Article original publié dans Le Polyscope le 11 février 2008
Un quart de siècle! Déjà un quart de siècle que le professeur Trevor W. Payne, infatigable mentor aux excentriques verres fumés, incarne l’âme du Montreal Jubilation Choir. Pour une chorale gospel, vingt-cinq ans de résidence dans notre métropole laïque, ça se célèbre.
Natif de la Barbade, Payne fonde le chœur en 1982 avec l’aide de Daisy Peterson Sweeney, la sœur d’Oscar Peterson. Il s’agit alors de marquer les 75 ans de l’église Union United Church de Montréal, en compagnie de quelques pointures du jazz, dont Oliver Jones, Ranee Lee et Charles Biddle. Le concert est un succès immédiat, et la suite appartient désormais à l’histoire. Le Choir a enregistré une dizaine d’albums, collaboré avec Céline Dion, Foreigner, New Kids On The Block, Michael Bolton et Ray Charles, chanté pour Nelson Mandela et Elizabeth II, et s’est forgé une réputation qui dépasse très largement l’île de Montréal. Le bilan de ces vingt-cinq années se trouve chez tous les bons disquaires, comme on dit, sous la forme d’une compilation justement intitulée LOOKING BACK Volume 2. On y constate qu’après les incursions dans des territoires musicaux allant jusqu’au classique – un objectif discutable –, le répertoire s’est recentré sur ses racines noires : le gospel, bien sûr, mais aussi le jazz (mainstream et moderne), les musiques africaines, la soul et le rhythm’n’blues. Ça groove et on ne s’en plaindra pas!

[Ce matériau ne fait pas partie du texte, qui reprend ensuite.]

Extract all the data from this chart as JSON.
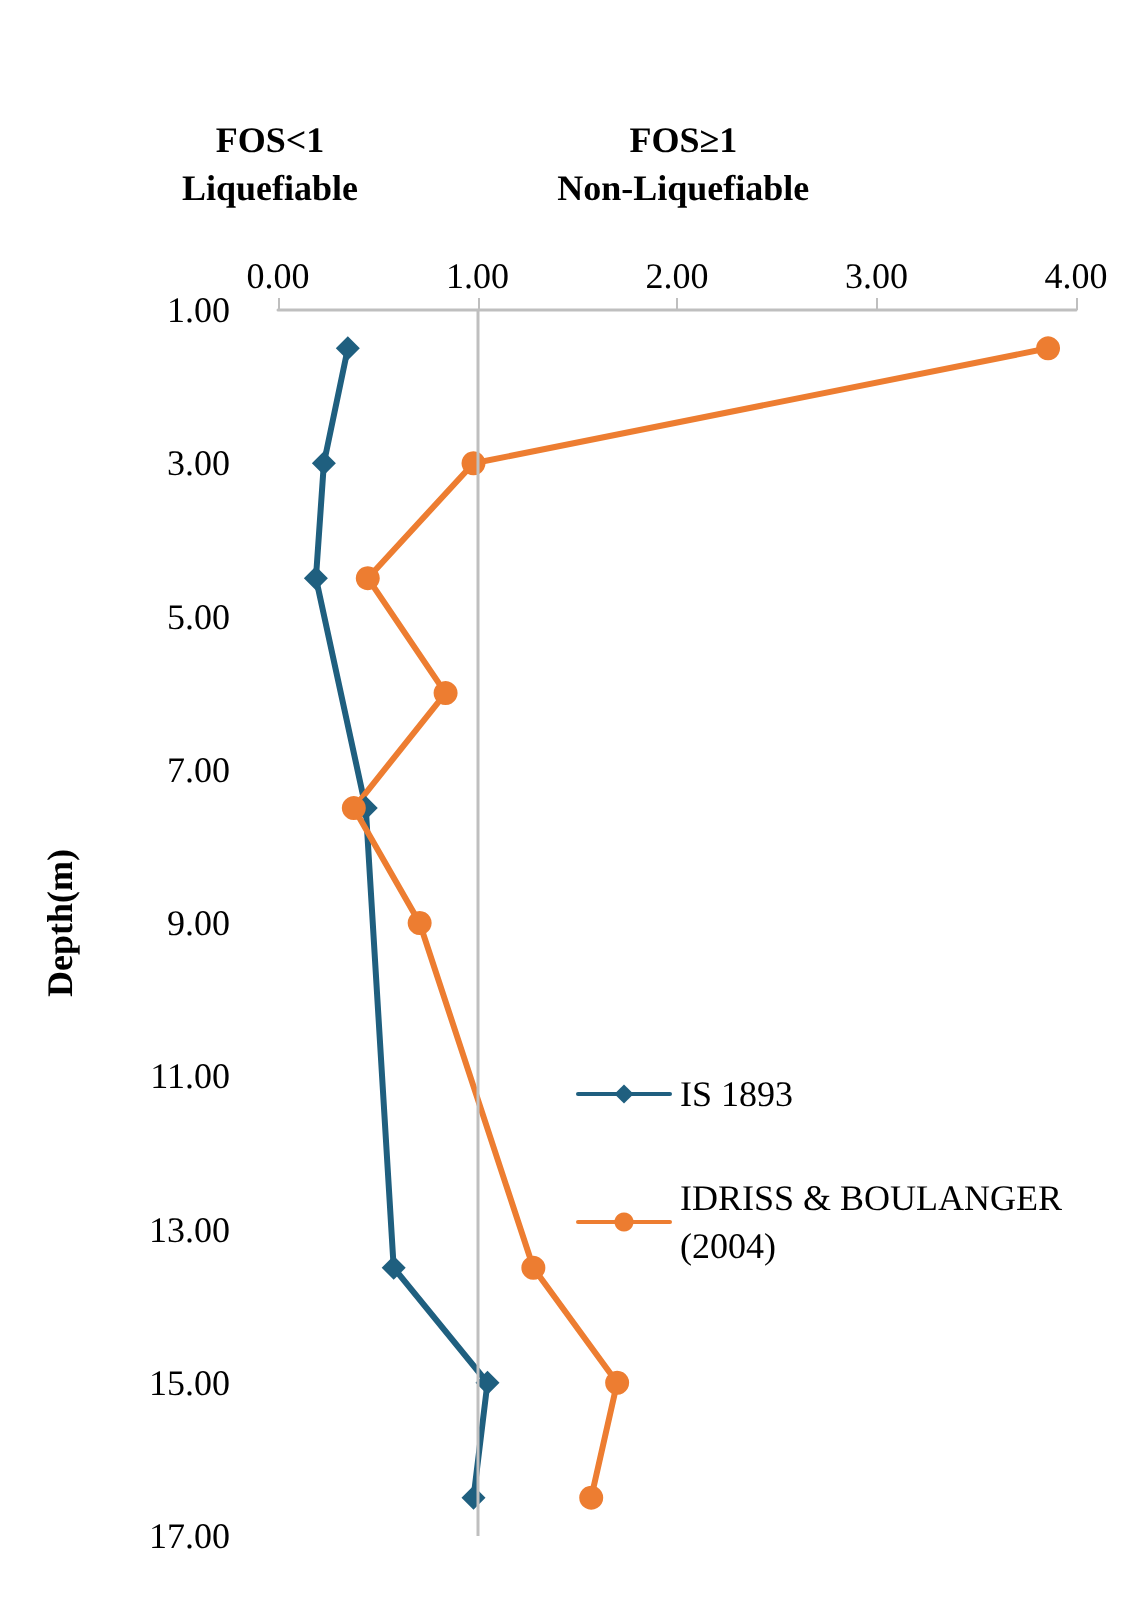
{
  "chart_data": {
    "type": "line",
    "ylabel": "Depth(m)",
    "annotations": [
      "FOS<1\nLiquefiable",
      "FOS≥1\nNon-Liquefiable"
    ],
    "xlim": [
      0,
      4
    ],
    "xticks": [
      {
        "value": 0,
        "label": "0.00"
      },
      {
        "value": 1,
        "label": "1.00"
      },
      {
        "value": 2,
        "label": "2.00"
      },
      {
        "value": 3,
        "label": "3.00"
      },
      {
        "value": 4,
        "label": "4.00"
      }
    ],
    "ylim": [
      17,
      1
    ],
    "yticks": [
      {
        "value": 1,
        "label": "1.00"
      },
      {
        "value": 3,
        "label": "3.00"
      },
      {
        "value": 5,
        "label": "5.00"
      },
      {
        "value": 7,
        "label": "7.00"
      },
      {
        "value": 9,
        "label": "9.00"
      },
      {
        "value": 11,
        "label": "11.00"
      },
      {
        "value": 13,
        "label": "13.00"
      },
      {
        "value": 15,
        "label": "15.00"
      },
      {
        "value": 17,
        "label": "17.00"
      }
    ],
    "series": [
      {
        "name": "IS 1893",
        "color": "#1f5f7f",
        "marker": "diamond",
        "x": [
          0.35,
          0.23,
          0.19,
          0.44,
          0.58,
          1.05,
          0.98
        ],
        "values": [
          1.5,
          3,
          4.5,
          7.5,
          13.5,
          15,
          16.5
        ]
      },
      {
        "name": "IDRISS & BOULANGER (2004)",
        "color": "#ed7d31",
        "marker": "circle",
        "x": [
          3.86,
          0.98,
          0.45,
          0.84,
          0.38,
          0.71,
          1.28,
          1.7,
          1.57
        ],
        "values": [
          1.5,
          3,
          4.5,
          6,
          7.5,
          9,
          13.5,
          15,
          16.5
        ]
      }
    ],
    "ref_lines": [
      {
        "axis": "x",
        "value": 1,
        "color": "#bfbfbf"
      }
    ],
    "grid": false,
    "legend": "right"
  }
}
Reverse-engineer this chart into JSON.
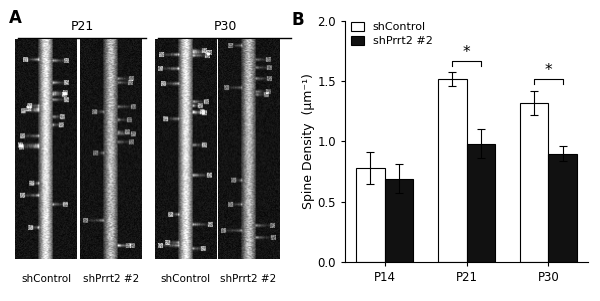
{
  "title_left": "A",
  "title_right": "B",
  "categories": [
    "P14",
    "P21",
    "P30"
  ],
  "shControl_values": [
    0.78,
    1.52,
    1.32
  ],
  "shPrrt2_values": [
    0.69,
    0.98,
    0.9
  ],
  "shControl_errors": [
    0.13,
    0.06,
    0.1
  ],
  "shPrrt2_errors": [
    0.12,
    0.12,
    0.06
  ],
  "ylabel": "Spine Density  (μm⁻¹)",
  "ylim": [
    0.0,
    2.0
  ],
  "yticks": [
    0.0,
    0.5,
    1.0,
    1.5,
    2.0
  ],
  "bar_width": 0.35,
  "shControl_color": "#ffffff",
  "shPrrt2_color": "#111111",
  "bar_edgecolor": "#000000",
  "legend_labels": [
    "shControl",
    "shPrrt2 #2"
  ],
  "background_color": "#ffffff",
  "fontsize": 9,
  "label_fontsize": 9,
  "tick_fontsize": 8.5,
  "img_labels_top": [
    "P21",
    "P30"
  ],
  "img_labels_bottom": [
    "shControl",
    "shPrrt2 #2",
    "shControl",
    "shPrrt2 #2"
  ]
}
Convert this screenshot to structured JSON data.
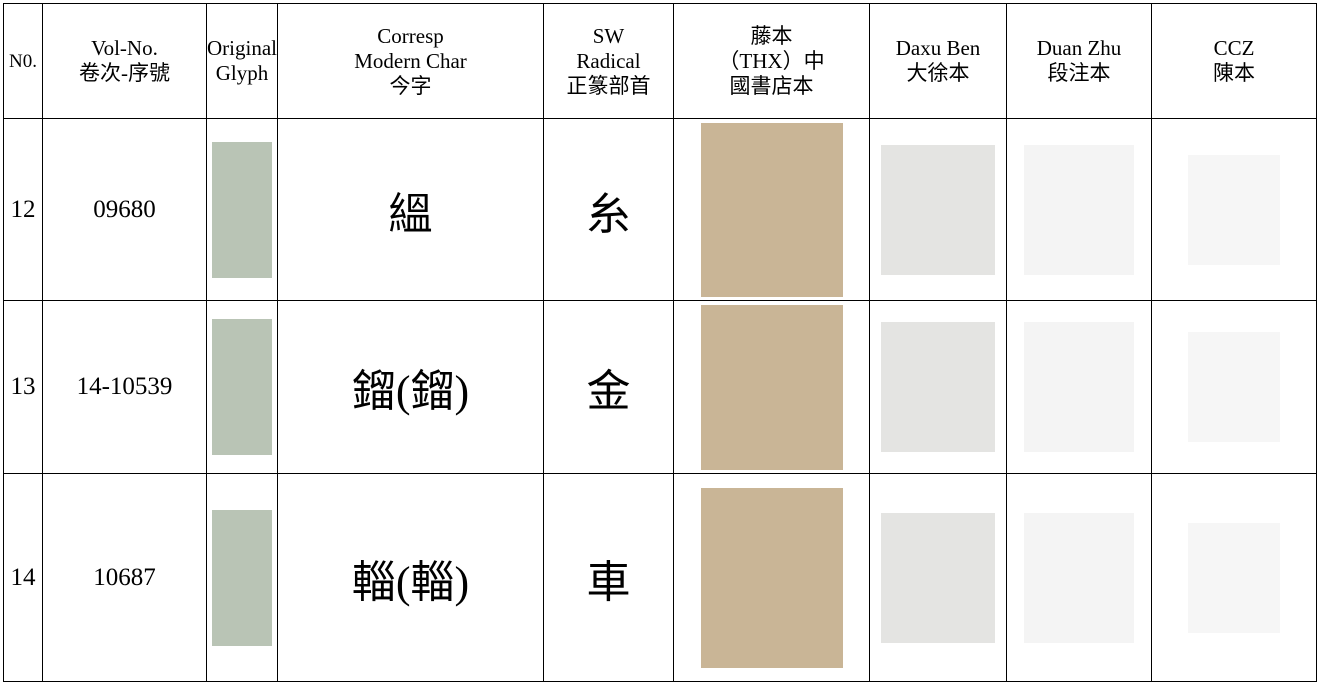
{
  "table": {
    "header": [
      [
        "N0."
      ],
      [
        "Vol-No.",
        "卷次-序號"
      ],
      [
        "Original",
        "Glyph"
      ],
      [
        "Corresp",
        "Modern Char",
        "今字"
      ],
      [
        "SW",
        "Radical",
        "正篆部首"
      ],
      [
        "藤本",
        "（THX）中",
        "國書店本"
      ],
      [
        "Daxu Ben",
        "大徐本"
      ],
      [
        "Duan Zhu",
        "段注本"
      ],
      [
        "CCZ",
        "陳本"
      ]
    ],
    "rows": [
      [
        "12",
        "09680",
        "縕",
        "糸"
      ],
      [
        "13",
        "14-10539",
        "鎦(鎦)",
        "金"
      ],
      [
        "14",
        "10687",
        "輜(輜)",
        "車"
      ]
    ]
  }
}
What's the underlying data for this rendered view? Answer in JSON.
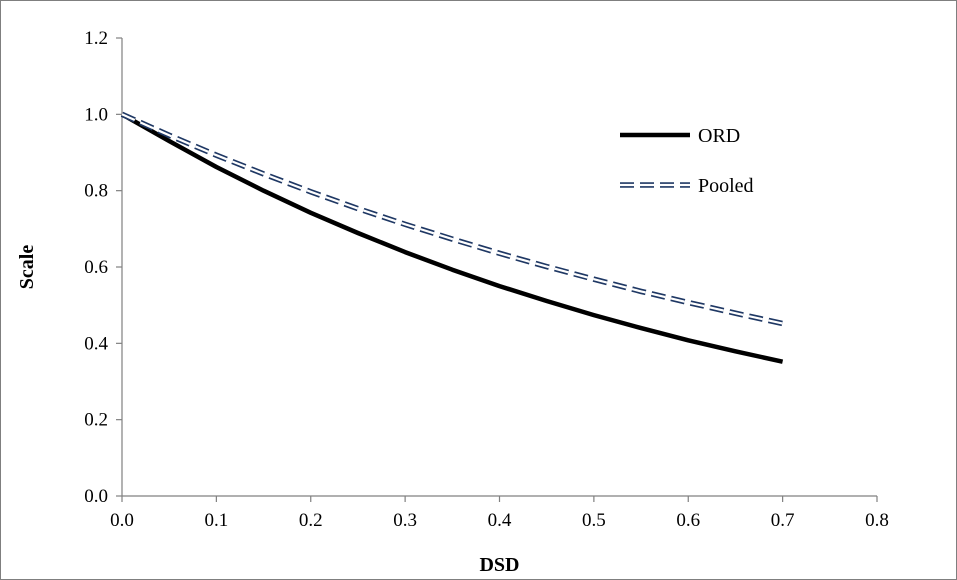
{
  "chart_data": {
    "type": "line",
    "xlabel": "DSD",
    "ylabel": "Scale",
    "xlim": [
      0.0,
      0.8
    ],
    "ylim": [
      0.0,
      1.2
    ],
    "xticks": [
      "0.0",
      "0.1",
      "0.2",
      "0.3",
      "0.4",
      "0.5",
      "0.6",
      "0.7",
      "0.8"
    ],
    "yticks": [
      "0.0",
      "0.2",
      "0.4",
      "0.6",
      "0.8",
      "1.0",
      "1.2"
    ],
    "grid": false,
    "legend_position": "top-right",
    "series": [
      {
        "name": "ORD",
        "style": "solid",
        "color": "#000000",
        "x": [
          0.0,
          0.05,
          0.1,
          0.15,
          0.2,
          0.25,
          0.3,
          0.35,
          0.4,
          0.45,
          0.5,
          0.55,
          0.6,
          0.65,
          0.7
        ],
        "y": [
          1.0,
          0.93,
          0.862,
          0.8,
          0.742,
          0.689,
          0.639,
          0.593,
          0.55,
          0.511,
          0.474,
          0.44,
          0.408,
          0.379,
          0.352
        ]
      },
      {
        "name": "Pooled",
        "style": "dashed",
        "color": "#1f3864",
        "x": [
          0.0,
          0.05,
          0.1,
          0.15,
          0.2,
          0.25,
          0.3,
          0.35,
          0.4,
          0.45,
          0.5,
          0.55,
          0.6,
          0.65,
          0.7
        ],
        "y": [
          1.0,
          0.945,
          0.893,
          0.844,
          0.797,
          0.753,
          0.712,
          0.673,
          0.636,
          0.601,
          0.568,
          0.536,
          0.507,
          0.479,
          0.452
        ]
      }
    ]
  }
}
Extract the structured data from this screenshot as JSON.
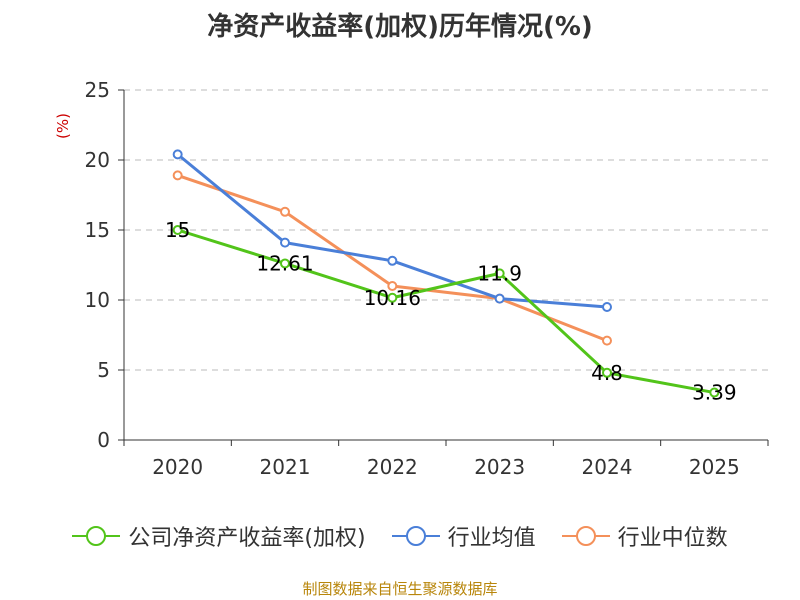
{
  "chart_data": {
    "type": "line",
    "title": "净资产收益率(加权)历年情况(%)",
    "ylabel": "(%)",
    "xlabel": "",
    "categories": [
      "2020",
      "2021",
      "2022",
      "2023",
      "2024",
      "2025"
    ],
    "ylim": [
      0,
      25
    ],
    "yticks": [
      0,
      5,
      10,
      15,
      20,
      25
    ],
    "grid": true,
    "legend_position": "bottom",
    "series": [
      {
        "name": "公司净资产收益率(加权)",
        "color": "#52c41a",
        "values": [
          15,
          12.61,
          10.16,
          11.9,
          4.8,
          3.39
        ],
        "labels": [
          "15",
          "12.61",
          "10.16",
          "11.9",
          "4.8",
          "3.39"
        ]
      },
      {
        "name": "行业均值",
        "color": "#4a7fd8",
        "values": [
          20.4,
          14.1,
          12.8,
          10.1,
          9.5,
          null
        ]
      },
      {
        "name": "行业中位数",
        "color": "#f4905a",
        "values": [
          18.9,
          16.3,
          11.0,
          10.1,
          7.1,
          null
        ]
      }
    ]
  },
  "source": "制图数据来自恒生聚源数据库"
}
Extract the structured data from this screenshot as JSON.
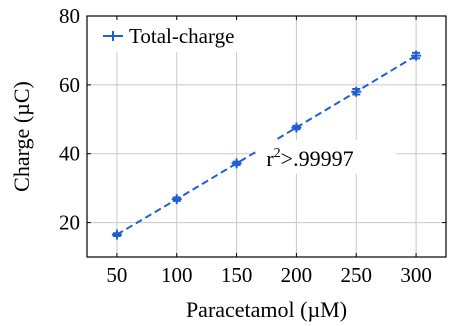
{
  "chart_data": {
    "type": "line",
    "xlabel": "Paracetamol (µM)",
    "ylabel": "Charge (µC)",
    "xlim": [
      25,
      325
    ],
    "ylim": [
      10,
      80
    ],
    "xticks": [
      50,
      100,
      150,
      200,
      250,
      300
    ],
    "yticks": [
      20,
      40,
      60,
      80
    ],
    "grid": true,
    "legend_position": "top-left",
    "series": [
      {
        "name": "Total-charge",
        "color": "#1f5fd6",
        "line_style": "dashed",
        "marker": "plus",
        "x": [
          50,
          100,
          150,
          200,
          250,
          300
        ],
        "y": [
          16.5,
          26.8,
          37.2,
          47.6,
          58.0,
          68.5
        ],
        "error": [
          0.4,
          0.5,
          0.5,
          0.5,
          0.8,
          0.8
        ]
      }
    ],
    "annotation": {
      "text_base": "r",
      "text_sup": "2",
      "text_rest": ">.99997",
      "x": 225,
      "y": 37
    }
  }
}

À la question usée «faut-il être croyant pour apprécier cette musique?», empressons-nous de répondre qu’il faut en effet croire… en la musique! Le chef de chœur confiait lui-même à La Presse : «Je ne suis pas un prêtre, seulement un musicien. C’est drôle : à la blague, on a aussi surnommé Ray Charles the high priest».
Mais revenons à cette soirée, celle du 14 décembre 2007, pour être exact, et à cette église St-James fraîchement remise en valeur et pleine à craquer d’une foule ni particulièrement noire, ni particulièrement pieuse, venue communier sur l’autel universel de la musique soul. Pour faire entrer ce quart de siècle dans la légende, Payne a fait appel à quelques invités spéciaux, à commencer par le légendaire Oliver Jones, héritier du titre de pianiste phare du jazz local depuis que l’arthrite a ralenti les doigts d’Oscar Peterson. Dans les pièces instrumentales de la deuxième partie, Jones a réalisé le double miracle de compenser par son énergie l’absence des choristes et de jouer juste sur un piano désaccordé! Autres invités, la chanteuse classique Gwyn Beaver dans une déchirante version de Motherless Child, le chanteur-prêcheur Alan Prater, tellement inspiré qu’il n’en touche plus le sol, et, surtout, le Jubilation Big Band au souffle si puissant qu’on entend deux fois plus de musiciens qu’on n’en voit.
Dans leurs robes blanches et azur, les 38 choristes ont su offrir une performance à la hauteur de la réputation du chœur, ce qui n’est pas peu dire. La sonorisation, c’est vrai, les «enterrait» un peu derrière les instruments, donnant une dimension d’autant plus appréciable aux pièces a cappella. Les solistes faisaient preuve de solides qualités vocales derrière l’attitude nécessairement réservée du choriste propulsé à l’avant-plan le temps d’une chanson.
Depuis Highway to Heaven, l’introduction traditionnelle du Choir, jusqu’au rappel – l’incontournable medley de Noël, l’église résonnait de ce mélange d’application et du groove si prenant qui caractérise les meilleurs chœurs gospel. Alors, quand Trevor W. Payne a fait mine de congédier ses choristes pour faire monter le public sur la (petite) scène, les candidats se sont bousculés pour aller hurler un Glory Train pas très catholique!
Merci encore, Professeur! On se revoit à Noël… pendant les vingt-cinq prochaines années?